In the interim she had searched for a man with whom to share her life. She didn't know if the one before her was the one she would stay with forever. That seemed too long a time to even think about, but she would certainly marry him now. A marriage with Paul would only increase her wealth, and that was something that did interest her lately. Her money was generating almost a million dollars a year in interest, but she had no problem spending that. Recently she had grown to want more, and Paul DuMont was the man who could give her more, as well as satisfy so many of her other needs.
Jenny had become so busy in her pursuit of men and money that there were times she would go for days without thinking of Cody Grey. She'd run into the son of an American real estate developer in the French Riviera about six months ago who claimed to be friends with Jason Storm, the Outlaws quarterback. Jenny was able to learn from the developer's son only that Cody had remarried and that he was supposedly teaching school somewhere and coaching high-school football. The young man thought Cody also had a couple of children, but he wasn't certain about any of it.
If she thought about Cody at all, it was usually late at night, right before she slept, when her mental guard was down.

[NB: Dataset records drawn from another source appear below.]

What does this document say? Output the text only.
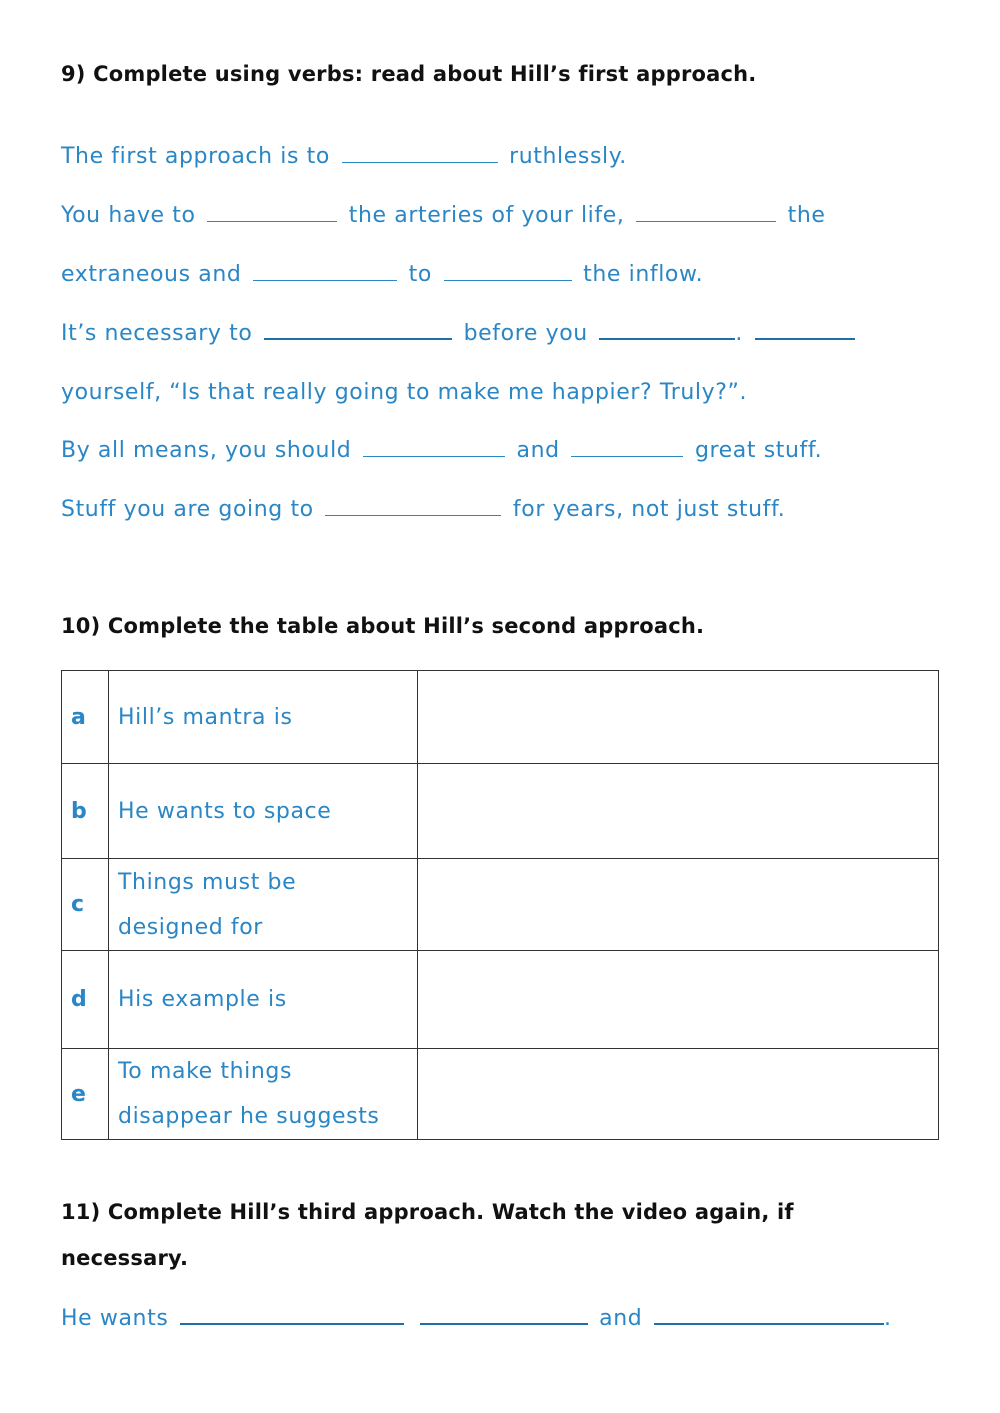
9) Complete using verbs: read about Hill’s first approach.
The first approach is to	ruthlessly.
You have to	the arteries of your life,	the
extraneous and	to	the inflow.
It’s necessary to	before you	.
yourself, “Is that really going to make me happier? Truly?”.
By all means, you should	and	great stuff.
Stuff you are going to	for years, not just stuff.
10) Complete the table about Hill’s second approach.
a	Hill’s mantra is	
b	He wants to space	
c	Things must be designed for	
d	His example is	
e	To make things disappear he suggests	
11) Complete Hill’s third approach. Watch the video again, if
necessary.
He wants	and	.
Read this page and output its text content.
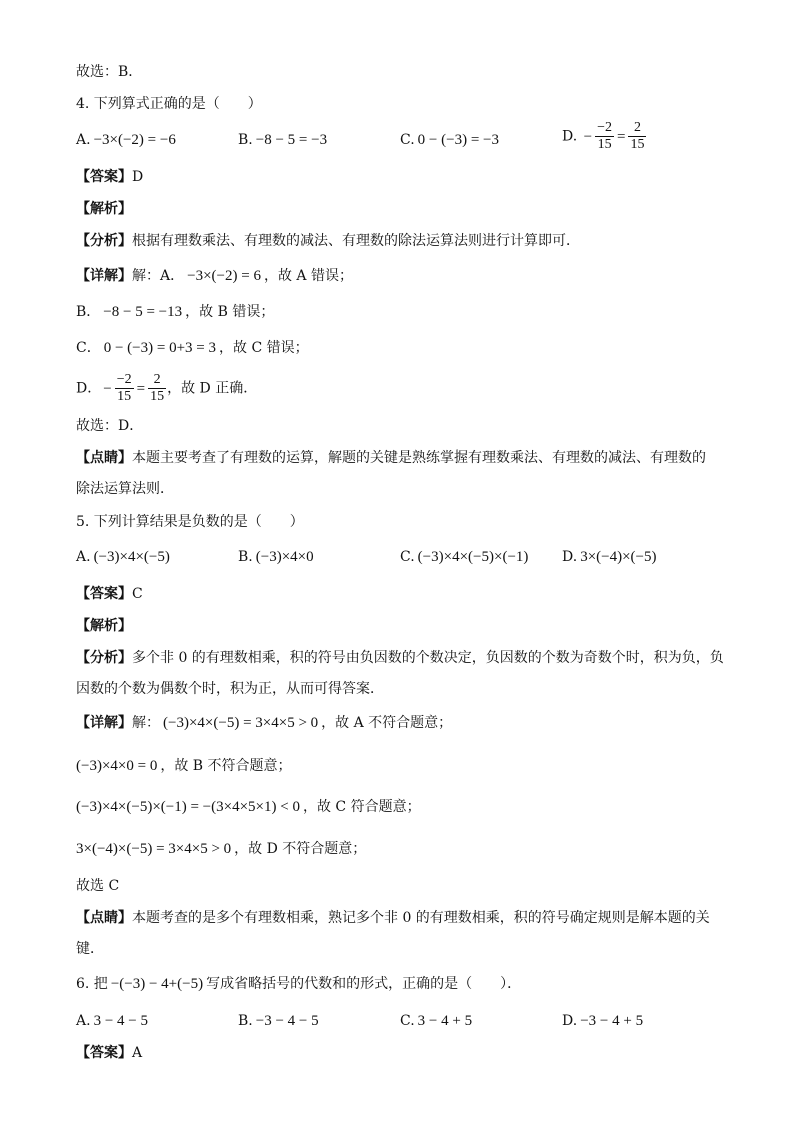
故选：B．
4. 下列算式正确的是（　　）
A. −3×(−2) = −6	B. −8 − 5 = −3	C. 0 − (−3) = −3	D. − $\frac{-2}{15} = \frac{2}{15}$
【答案】D
【解析】
【分析】根据有理数乘法、有理数的减法、有理数的除法运算法则进行计算即可．
【详解】解：A． −3×(−2) = 6 ，故 A 错误；
B． −8 − 5 = −13 ，故 B 错误；
C． 0 − (−3) = 0+3 = 3 ，故 C 错误；
D． − $\frac{-2}{15} = \frac{2}{15}$ ，故 D 正确．
故选：D．
【点睛】本题主要考查了有理数的运算，解题的关键是熟练掌握有理数乘法、有理数的减法、有理数的
除法运算法则．
5. 下列计算结果是负数的是（　　）
A. (−3)×4×(−5)	B. (−3)×4×0	C. (−3)×4×(−5)×(−1) D. 3×(−4)×(−5)
【答案】C
【解析】
【分析】多个非 0 的有理数相乘，积的符号由负因数的个数决定，负因数的个数为奇数个时，积为负，负
因数的个数为偶数个时，积为正，从而可得答案．
【详解】解： (−3)×4×(−5) = 3×4×5 > 0 ，故 A 不符合题意；
(−3)×4×0 = 0 ，故 B 不符合题意；
(−3)×4×(−5)×(−1) = −(3×4×5×1) < 0 ，故 C 符合题意；
3×(−4)×(−5) = 3×4×5 > 0 ，故 D 不符合题意；
故选 C
【点睛】本题考查的是多个有理数相乘，熟记多个非 0 的有理数相乘，积的符号确定规则是解本题的关
键．
6. 把 −(−3) − 4+(−5) 写成省略括号的代数和的形式，正确的是（　　）．
A. 3 − 4 − 5	B. −3 − 4 − 5	C. 3 − 4 + 5	D. −3 − 4 + 5
【答案】A
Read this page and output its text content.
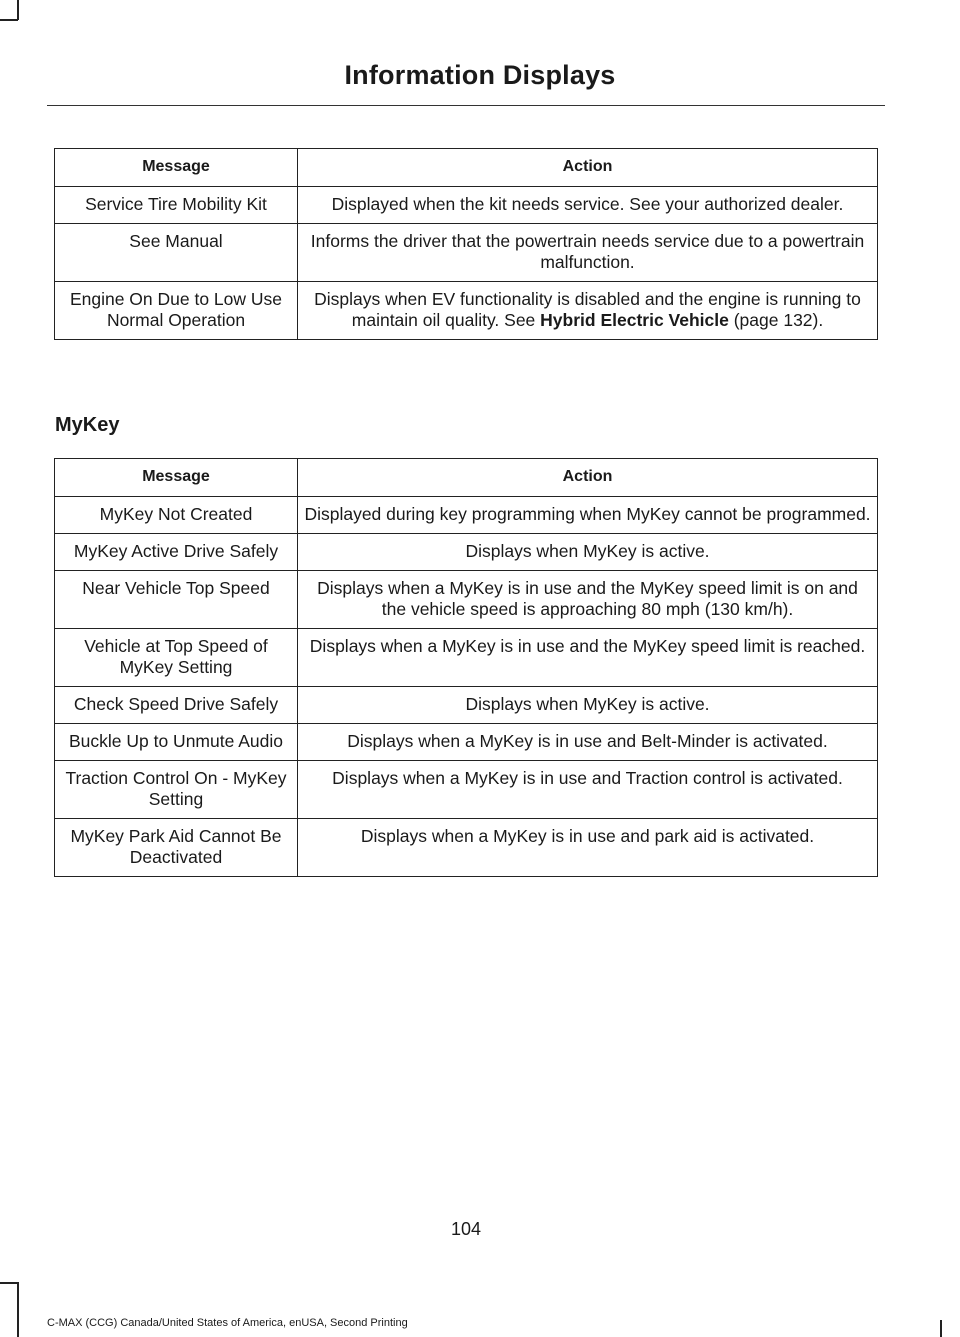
Information Displays
Message	Action
Service Tire Mobility Kit	Displayed when the kit needs service. See your authorized dealer.
See Manual	Informs the driver that the powertrain needs service due to a powertrain malfunction.
Engine On Due to Low Use Normal Operation	Displays when EV functionality is disabled and the engine is running to maintain oil quality. See Hybrid Electric Vehicle (page 132).
MyKey
Message	Action
MyKey Not Created	Displayed during key programming when MyKey cannot be programmed.
MyKey Active Drive Safely	Displays when MyKey is active.
Near Vehicle Top Speed	Displays when a MyKey is in use and the MyKey speed limit is on and the vehicle speed is approaching 80 mph (130 km/h).
Vehicle at Top Speed of MyKey Setting	Displays when a MyKey is in use and the MyKey speed limit is reached.
Check Speed Drive Safely	Displays when MyKey is active.
Buckle Up to Unmute Audio	Displays when a MyKey is in use and Belt-Minder is activated.
Traction Control On - MyKey Setting	Displays when a MyKey is in use and Traction control is activated.
MyKey Park Aid Cannot Be Deactivated	Displays when a MyKey is in use and park aid is activated.
104
C-MAX (CCG) Canada/United States of America, enUSA, Second Printing
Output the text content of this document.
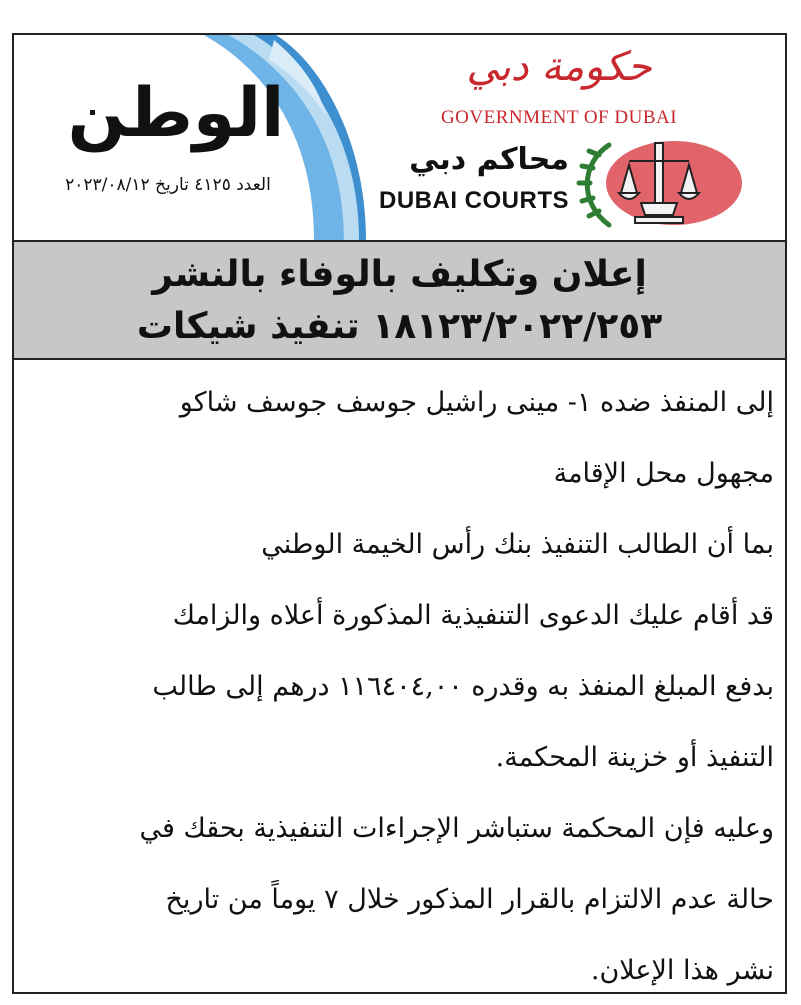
الوطن
العدد ٤١٢٥ تاريخ ٢٠٢٣/٠٨/١٢
حكومة دبي
GOVERNMENT OF DUBAI
محاكم دبي
DUBAI COURTS
إعلان وتكليف بالوفاء بالنشر
١٨١٢٣/٢٠٢٢/٢٥٣ تنفيذ شيكات

إلى المنفذ ضده ١- مينى راشيل جوسف جوسف شاكو

مجهول محل الإقامة

بما أن الطالب التنفيذ بنك رأس الخيمة الوطني

قد أقام عليك الدعوى التنفيذية المذكورة أعلاه والزامك

بدفع المبلغ المنفذ به وقدره ١١٦٤٠٤,٠٠ درهم إلى طالب

التنفيذ أو خزينة المحكمة.

وعليه فإن المحكمة ستباشر الإجراءات التنفيذية بحقك في

حالة عدم الالتزام بالقرار المذكور خلال ٧ يوماً من تاريخ

نشر هذا الإعلان.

She'd think about his quiet way of looking at her and smiling, the way he did in the good times. In fact, those were the only times she could recollect with him, the good ones. Occasionally she would fantasize about going back to him to take him with her. She thought now, with all the money she had, they could definitely be happy together. Looking back at all the men she'd had, even Striker, she realized that not one of them had been as much of a man as Cody Grey.
Even with all she had, she found herself thinking of Cody. She wondered what had made her unhappy with him in the first place. She supposed it was the direction he had been heading--kids, teaching, little leagues, PTA. Those were things she just didn't want and couldn't understand. There was one other thing that bothered her even more than the fact that she no longer had Cody. In fact, it haunted her. It always would. She had everything now that she'd always dreamed of then. But now she dreamed of him.